4 Ekim 2010 Pazartesi

BEN 19'UMDA ÖLDÜM


Ben 19 yaşındaydım öldüğümde, daha ayaklarım yere basmamıştı.

Olmamıştı aşkın adı, gözlerim bir dilberin gözlerine bir karış mesafeden dahi bakmamıştı ve
Genzime inmemişti hiç yar kokusu. Bir dağ ceylanı, yayla kekliği aklımı başımdan almamıştı.

Ben 19 yaşındaydım öldüğümde, 19 undaydım, şimdiye kadar söylenmiş tüm yalanlar
Gözlerimin önüne serildiğinde, gerçek gibi görülen yalanların ve yalan gibi görülen
Gerçeklerin sahiciliği serildi önüme...

19 undaydım bütün doğruları gönül gözümle gördüğümde.
Ben 19 undaydım öldüğümde, daha saçlarıma ak düşmemişti.
Babamın başı düştüğünde öne, kırışıklık değmemişti yüzüme.
Ne ayaklarım asker botuna girmiş, ne de başım yaslanmıştı yar göğsüne.
Ben 19 undaydım öldüğümde, belki de herkes öldüğü ben dirildiğimde...

Ölüm bile anamın feryadı kadar canımı acıtmamıştı,
Köyün genç ve bekar kızları taşıdı tabutumu, ola ki birinde gönlüm kalmıştır diye.
Hiç olmazsa gittiğim yerde ruhum huzur bulsun diye
Köyün genç ve bekar kızları taşıdı beni...

Musalladan öteye ve en çok içlerinden biri ağladı adı Safiye...

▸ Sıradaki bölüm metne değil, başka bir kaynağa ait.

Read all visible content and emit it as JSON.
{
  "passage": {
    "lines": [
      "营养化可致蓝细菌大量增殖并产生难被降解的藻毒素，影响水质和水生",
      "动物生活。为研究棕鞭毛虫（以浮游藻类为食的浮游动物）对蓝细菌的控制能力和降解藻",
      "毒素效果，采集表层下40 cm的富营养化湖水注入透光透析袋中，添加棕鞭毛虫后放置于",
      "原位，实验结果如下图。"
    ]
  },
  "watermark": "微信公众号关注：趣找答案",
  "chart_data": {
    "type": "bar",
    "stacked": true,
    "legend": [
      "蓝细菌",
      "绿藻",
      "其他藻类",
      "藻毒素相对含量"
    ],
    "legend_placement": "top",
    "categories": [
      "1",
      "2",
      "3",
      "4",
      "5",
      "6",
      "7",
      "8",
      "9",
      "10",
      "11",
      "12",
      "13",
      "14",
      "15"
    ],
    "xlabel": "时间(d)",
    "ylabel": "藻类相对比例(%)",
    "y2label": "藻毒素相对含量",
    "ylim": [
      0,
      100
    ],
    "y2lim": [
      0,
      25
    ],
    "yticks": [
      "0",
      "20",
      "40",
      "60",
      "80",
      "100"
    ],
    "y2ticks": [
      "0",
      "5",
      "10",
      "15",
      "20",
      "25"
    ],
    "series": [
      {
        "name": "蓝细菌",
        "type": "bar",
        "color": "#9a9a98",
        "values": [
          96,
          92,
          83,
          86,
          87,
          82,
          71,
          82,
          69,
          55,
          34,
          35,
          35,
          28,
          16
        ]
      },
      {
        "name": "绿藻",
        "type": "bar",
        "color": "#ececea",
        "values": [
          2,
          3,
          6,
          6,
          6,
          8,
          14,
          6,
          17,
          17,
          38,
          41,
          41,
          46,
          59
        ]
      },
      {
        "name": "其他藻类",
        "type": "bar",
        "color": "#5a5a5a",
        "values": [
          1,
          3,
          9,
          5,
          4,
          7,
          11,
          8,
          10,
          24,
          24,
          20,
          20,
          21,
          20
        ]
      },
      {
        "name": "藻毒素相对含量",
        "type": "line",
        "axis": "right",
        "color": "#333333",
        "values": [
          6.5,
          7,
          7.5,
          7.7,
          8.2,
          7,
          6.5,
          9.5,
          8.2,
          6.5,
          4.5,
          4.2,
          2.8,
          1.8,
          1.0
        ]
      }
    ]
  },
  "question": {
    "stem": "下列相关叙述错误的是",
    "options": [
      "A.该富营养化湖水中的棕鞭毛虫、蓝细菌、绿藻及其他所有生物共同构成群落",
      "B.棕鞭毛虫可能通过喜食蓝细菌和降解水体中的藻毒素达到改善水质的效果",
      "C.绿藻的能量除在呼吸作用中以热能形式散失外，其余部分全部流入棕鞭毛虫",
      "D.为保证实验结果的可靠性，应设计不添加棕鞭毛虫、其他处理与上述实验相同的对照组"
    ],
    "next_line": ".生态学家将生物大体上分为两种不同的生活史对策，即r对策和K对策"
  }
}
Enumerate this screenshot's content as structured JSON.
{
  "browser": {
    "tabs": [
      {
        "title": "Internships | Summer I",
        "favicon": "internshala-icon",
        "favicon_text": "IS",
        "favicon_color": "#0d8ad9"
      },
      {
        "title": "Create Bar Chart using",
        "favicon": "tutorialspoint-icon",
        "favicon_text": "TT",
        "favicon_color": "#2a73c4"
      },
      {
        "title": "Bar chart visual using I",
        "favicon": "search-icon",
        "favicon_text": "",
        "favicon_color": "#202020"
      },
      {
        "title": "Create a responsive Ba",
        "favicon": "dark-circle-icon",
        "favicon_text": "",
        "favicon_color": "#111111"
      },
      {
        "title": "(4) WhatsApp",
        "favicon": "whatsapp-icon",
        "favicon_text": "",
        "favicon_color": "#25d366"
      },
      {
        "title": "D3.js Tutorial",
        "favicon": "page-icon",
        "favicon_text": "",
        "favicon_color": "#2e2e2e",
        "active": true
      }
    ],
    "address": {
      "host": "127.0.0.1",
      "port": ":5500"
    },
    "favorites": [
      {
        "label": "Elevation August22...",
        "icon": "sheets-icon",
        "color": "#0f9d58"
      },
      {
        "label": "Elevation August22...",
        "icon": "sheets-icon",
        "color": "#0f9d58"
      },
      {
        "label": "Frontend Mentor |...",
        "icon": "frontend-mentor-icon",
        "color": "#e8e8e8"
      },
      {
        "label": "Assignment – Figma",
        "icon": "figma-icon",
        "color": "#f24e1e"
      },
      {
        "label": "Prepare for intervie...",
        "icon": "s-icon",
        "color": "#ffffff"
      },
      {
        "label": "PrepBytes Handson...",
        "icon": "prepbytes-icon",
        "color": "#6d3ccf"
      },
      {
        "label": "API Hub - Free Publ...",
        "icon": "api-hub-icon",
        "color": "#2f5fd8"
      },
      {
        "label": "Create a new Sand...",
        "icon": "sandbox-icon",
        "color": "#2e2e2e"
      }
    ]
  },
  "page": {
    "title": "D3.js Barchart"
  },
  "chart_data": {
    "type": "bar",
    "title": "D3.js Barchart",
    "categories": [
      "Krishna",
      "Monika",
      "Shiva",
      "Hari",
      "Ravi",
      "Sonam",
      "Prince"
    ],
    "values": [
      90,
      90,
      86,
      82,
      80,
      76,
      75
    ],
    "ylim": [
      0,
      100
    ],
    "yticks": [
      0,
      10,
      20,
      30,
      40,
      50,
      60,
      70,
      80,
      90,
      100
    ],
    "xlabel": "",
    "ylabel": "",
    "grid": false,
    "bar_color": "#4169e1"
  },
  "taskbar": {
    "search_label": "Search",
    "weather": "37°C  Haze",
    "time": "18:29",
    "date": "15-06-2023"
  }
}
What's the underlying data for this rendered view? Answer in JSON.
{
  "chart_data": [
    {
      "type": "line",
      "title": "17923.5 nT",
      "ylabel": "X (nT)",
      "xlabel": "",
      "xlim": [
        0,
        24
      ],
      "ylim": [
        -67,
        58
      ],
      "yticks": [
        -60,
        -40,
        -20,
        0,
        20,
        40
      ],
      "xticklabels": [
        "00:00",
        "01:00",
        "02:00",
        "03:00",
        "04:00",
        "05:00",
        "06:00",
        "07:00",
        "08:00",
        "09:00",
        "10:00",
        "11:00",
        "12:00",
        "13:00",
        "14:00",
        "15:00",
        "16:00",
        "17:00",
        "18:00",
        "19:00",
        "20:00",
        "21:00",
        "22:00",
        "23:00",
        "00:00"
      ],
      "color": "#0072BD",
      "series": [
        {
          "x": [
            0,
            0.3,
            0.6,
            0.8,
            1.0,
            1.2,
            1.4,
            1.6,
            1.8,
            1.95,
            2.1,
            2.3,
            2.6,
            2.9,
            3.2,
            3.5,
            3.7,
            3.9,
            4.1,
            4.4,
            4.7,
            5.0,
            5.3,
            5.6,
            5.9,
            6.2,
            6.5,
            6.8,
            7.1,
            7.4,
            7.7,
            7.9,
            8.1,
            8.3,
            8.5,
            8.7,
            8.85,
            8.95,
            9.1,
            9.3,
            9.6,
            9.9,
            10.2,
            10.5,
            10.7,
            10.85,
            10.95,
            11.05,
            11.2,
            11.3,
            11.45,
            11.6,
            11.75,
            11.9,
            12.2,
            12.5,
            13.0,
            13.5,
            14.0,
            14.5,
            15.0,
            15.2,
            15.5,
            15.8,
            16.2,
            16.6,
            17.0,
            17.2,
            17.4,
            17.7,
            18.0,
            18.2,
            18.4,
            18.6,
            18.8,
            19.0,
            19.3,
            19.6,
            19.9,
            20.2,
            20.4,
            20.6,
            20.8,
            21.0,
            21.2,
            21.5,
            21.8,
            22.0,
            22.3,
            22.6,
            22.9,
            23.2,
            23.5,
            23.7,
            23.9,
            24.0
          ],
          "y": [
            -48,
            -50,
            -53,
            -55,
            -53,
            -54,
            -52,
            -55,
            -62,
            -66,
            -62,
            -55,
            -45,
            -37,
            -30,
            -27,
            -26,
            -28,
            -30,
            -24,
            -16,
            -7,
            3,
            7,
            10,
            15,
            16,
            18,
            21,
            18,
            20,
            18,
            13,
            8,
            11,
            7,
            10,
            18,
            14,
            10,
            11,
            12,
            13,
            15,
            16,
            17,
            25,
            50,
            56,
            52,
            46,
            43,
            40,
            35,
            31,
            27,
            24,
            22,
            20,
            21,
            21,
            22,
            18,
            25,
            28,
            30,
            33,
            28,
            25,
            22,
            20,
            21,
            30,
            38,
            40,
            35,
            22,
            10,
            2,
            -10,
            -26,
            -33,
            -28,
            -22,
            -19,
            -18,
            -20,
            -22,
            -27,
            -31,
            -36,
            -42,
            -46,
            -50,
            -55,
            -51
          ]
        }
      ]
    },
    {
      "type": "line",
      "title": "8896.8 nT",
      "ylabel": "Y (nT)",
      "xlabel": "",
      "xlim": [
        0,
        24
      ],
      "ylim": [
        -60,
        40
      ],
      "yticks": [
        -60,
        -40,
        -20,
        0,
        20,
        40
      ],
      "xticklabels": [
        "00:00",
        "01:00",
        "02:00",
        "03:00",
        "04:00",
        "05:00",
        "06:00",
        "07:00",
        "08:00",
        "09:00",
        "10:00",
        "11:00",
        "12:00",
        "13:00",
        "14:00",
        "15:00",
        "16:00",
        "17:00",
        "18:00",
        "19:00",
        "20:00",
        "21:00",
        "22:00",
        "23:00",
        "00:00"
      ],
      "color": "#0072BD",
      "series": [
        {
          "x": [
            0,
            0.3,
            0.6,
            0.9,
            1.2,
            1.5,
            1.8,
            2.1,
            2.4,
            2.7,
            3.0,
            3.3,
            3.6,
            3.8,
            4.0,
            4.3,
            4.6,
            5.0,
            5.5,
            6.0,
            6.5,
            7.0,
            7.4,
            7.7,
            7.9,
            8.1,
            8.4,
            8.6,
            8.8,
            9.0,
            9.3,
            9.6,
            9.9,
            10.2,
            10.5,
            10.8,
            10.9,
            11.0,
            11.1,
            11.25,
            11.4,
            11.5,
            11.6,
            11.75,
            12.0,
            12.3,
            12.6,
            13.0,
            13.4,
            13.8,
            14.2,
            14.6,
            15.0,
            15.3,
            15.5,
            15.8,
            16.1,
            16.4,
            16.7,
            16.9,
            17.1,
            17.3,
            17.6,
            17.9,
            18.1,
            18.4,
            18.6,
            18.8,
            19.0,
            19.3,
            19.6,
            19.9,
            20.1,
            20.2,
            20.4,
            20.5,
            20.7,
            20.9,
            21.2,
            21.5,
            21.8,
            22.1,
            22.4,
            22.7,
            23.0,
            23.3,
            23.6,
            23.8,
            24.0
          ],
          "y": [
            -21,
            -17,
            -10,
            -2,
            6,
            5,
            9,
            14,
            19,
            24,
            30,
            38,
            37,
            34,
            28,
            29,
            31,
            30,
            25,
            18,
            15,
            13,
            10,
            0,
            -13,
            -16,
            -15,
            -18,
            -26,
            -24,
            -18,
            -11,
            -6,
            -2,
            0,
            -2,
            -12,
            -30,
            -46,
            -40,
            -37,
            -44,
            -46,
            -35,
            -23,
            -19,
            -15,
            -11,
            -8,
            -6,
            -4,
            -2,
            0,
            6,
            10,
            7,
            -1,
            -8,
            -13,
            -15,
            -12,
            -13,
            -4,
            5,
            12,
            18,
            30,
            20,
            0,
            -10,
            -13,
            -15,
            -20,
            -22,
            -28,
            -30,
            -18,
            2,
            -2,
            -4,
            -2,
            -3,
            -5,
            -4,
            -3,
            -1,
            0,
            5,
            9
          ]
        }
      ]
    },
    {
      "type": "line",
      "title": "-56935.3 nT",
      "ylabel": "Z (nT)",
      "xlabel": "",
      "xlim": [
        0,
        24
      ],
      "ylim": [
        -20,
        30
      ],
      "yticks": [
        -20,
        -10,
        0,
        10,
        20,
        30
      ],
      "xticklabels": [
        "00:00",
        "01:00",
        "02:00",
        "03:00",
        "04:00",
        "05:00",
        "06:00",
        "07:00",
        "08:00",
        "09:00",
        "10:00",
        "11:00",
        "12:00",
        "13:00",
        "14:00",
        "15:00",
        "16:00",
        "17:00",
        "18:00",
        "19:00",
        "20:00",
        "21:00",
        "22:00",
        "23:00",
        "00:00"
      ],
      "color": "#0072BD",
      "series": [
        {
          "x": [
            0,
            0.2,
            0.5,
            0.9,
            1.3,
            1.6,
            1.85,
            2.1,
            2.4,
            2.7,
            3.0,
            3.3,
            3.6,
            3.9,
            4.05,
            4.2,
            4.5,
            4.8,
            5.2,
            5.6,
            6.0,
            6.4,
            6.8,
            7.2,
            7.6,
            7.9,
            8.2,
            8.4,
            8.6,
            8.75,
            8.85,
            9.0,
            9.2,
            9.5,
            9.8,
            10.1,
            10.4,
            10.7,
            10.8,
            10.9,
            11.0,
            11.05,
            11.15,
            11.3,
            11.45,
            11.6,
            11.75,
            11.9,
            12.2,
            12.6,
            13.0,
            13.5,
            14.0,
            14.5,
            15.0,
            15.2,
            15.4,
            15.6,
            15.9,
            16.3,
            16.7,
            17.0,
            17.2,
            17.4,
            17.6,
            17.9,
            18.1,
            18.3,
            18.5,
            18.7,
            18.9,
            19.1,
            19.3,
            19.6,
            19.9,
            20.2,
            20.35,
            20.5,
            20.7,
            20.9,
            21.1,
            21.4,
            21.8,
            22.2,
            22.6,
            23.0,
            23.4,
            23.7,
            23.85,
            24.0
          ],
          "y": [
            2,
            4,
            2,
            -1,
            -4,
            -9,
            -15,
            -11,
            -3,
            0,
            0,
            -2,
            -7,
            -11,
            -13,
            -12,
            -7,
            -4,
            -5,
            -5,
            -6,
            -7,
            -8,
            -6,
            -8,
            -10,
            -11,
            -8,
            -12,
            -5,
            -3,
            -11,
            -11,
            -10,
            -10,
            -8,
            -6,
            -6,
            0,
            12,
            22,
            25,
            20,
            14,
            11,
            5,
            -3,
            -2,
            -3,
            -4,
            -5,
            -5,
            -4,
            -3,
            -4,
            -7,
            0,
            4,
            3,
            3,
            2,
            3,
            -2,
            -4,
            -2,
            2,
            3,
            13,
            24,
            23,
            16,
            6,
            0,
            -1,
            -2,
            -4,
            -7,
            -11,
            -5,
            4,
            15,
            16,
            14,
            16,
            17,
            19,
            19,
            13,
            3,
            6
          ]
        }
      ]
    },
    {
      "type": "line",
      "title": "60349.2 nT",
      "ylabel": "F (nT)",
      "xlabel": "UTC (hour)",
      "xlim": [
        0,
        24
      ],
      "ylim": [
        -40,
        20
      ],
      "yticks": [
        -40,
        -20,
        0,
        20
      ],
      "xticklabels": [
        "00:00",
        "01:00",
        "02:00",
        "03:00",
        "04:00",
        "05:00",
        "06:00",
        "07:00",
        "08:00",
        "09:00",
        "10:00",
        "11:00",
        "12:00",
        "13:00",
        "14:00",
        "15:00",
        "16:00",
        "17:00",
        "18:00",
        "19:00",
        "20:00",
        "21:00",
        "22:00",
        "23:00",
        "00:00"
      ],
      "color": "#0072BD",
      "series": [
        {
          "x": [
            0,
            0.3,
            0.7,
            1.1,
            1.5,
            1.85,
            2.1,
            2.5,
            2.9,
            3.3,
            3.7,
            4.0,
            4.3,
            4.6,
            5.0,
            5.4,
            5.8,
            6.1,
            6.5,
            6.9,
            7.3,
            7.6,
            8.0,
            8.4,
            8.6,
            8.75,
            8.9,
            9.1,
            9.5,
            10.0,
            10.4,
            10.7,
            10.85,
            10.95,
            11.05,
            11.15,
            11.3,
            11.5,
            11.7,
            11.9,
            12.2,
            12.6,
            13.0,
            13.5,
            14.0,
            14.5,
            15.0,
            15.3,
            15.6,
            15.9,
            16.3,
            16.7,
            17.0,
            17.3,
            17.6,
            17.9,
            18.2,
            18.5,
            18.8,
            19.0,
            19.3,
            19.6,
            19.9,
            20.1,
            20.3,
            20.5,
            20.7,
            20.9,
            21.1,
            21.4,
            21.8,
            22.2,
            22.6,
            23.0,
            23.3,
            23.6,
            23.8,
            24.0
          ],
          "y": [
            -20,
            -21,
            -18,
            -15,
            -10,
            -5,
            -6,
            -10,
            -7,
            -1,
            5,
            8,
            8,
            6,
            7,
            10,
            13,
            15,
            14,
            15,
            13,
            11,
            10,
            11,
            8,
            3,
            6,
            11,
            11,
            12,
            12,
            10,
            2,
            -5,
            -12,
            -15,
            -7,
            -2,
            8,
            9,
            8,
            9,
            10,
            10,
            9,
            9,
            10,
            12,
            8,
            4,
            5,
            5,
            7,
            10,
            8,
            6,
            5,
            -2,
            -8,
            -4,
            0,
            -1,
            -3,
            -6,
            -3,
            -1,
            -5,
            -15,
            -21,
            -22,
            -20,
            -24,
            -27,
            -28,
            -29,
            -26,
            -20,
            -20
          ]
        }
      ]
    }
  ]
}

Ağlama cananım ağlama anam, dünya fanidir hayat yalan
Ne kaybettiğine üzül, ne yan yıkıl ne de kazandığına gül hiç bir zaman.

Köyün genç ve bekar kızları taşıdı beni
Musalladan öteye ola ki içlerinden birinde gönlüm kalmıştır
Hiç olmazsa gittiğim yerde ruhum huzur bulsun diye,
Meğer ne çok mezar varmış bu köyde,
Kim bilir kaç meşhur sevgili ve kaç yarım hikaye,
Hiç dokunma sakın bizimkine, hasrete ve sevdaya doymamış bir hayat işte.

Her mezar yaralı güllerin ıssız aşk tepecikleri her tepecik de bir Uludağ’ın dumanlı gölgesi,
Yazık ki bir avuç topraktı işte yaşadığının nihayeti,

Her ölüm aşktan inen enfarktüs, kalp şeker külliyen yalan.
Son nefeste unutamadığınsa zira, canan canan canan...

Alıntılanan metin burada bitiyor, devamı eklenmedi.